I asked Dan how he felt about being party to the fracking process and if he had any concerns about its impact on the environment.
“Don’t know much about that. You hear stuff and all, but I don’t know much about what goes on on that end,” he said.
As I settled into my accommodations for that evening – a 1980’s camper van parked in Frank’s front yard – I thought about what Dan had said.
In the rhetoric swirling around the sand mining industry’s recent arrival, he had heard a lot about the environmental and moral implications of the business he was in. But he wasn’t listening, because it wasn’t his problem.
His problem was that no matter how hard he worked his 51-year-old body, he was sinking. Rain or shine or six-foot drifts of Wisconsin snow, he milked those cows morning and evening. In between, he brought in the hay, fixed the crankshaft on his John Deere and rigged a door handle out of bailing wire. But still, it wasn’t enough.
Before I arrived in Wisconsin I had some pretty clear opinions of what’s right and what’s wrong regarding the environment, but a day with Frank and Dan muddied the water.
The reality out there was that it doesn’t come down to right and wrong. It comes down to what works. What’s right is to keep your thumb. What works is to rip it off and make the best of it.
Sure, if you are a retiree on government pension your eyes are wide open to the horrors of sand mining. You are fully aware that it’s not sustainable, that you are borrowing from the future and the interest rate is high. But if you are a farmer with more bills than cows, the picture changes.
A lot of people in our industry still think that sustainability questions are couched in moral alternatives. But the battle, unfortunately, often comes down to what’s right and what works.
Who wins that battle in the marketplace? We all know the answer to that.

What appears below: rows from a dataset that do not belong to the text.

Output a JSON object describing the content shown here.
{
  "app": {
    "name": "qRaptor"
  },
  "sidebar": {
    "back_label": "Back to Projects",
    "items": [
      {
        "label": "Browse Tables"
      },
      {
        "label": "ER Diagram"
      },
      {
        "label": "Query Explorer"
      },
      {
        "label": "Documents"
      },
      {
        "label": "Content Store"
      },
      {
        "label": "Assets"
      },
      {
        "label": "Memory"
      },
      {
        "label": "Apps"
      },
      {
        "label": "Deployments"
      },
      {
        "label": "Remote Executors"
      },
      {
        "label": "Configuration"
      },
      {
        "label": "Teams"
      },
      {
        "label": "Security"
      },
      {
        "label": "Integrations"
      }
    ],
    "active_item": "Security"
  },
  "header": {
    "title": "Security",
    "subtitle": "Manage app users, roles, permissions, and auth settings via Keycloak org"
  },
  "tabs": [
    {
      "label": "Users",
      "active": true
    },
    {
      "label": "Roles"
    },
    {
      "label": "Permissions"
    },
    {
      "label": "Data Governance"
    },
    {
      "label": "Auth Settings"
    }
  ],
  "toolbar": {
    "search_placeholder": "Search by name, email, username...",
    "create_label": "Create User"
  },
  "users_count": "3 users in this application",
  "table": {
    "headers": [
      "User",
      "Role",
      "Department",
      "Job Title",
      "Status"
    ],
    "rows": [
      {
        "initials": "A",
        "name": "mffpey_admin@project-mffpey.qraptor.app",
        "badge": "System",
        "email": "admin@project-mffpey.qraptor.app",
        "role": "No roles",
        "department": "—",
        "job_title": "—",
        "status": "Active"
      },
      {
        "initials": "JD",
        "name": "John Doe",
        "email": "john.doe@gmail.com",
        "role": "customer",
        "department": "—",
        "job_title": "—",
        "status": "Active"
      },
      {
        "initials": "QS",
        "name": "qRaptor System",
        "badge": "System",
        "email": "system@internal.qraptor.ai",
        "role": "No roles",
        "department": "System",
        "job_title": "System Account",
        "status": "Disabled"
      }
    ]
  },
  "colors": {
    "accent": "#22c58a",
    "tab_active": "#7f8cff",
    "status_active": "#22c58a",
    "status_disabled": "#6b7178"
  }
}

Promoting sustainability, whether in practices or products, is going to come down to promoting what works.
It’s not simply what works in an ideological world. It’s what works in the everyday world of your consumer. Those spheres change dramatically based on demographics, life experience and day-to-day practicalities.
Whoever the Frank is in your story, make sure your sustainability message works for him too.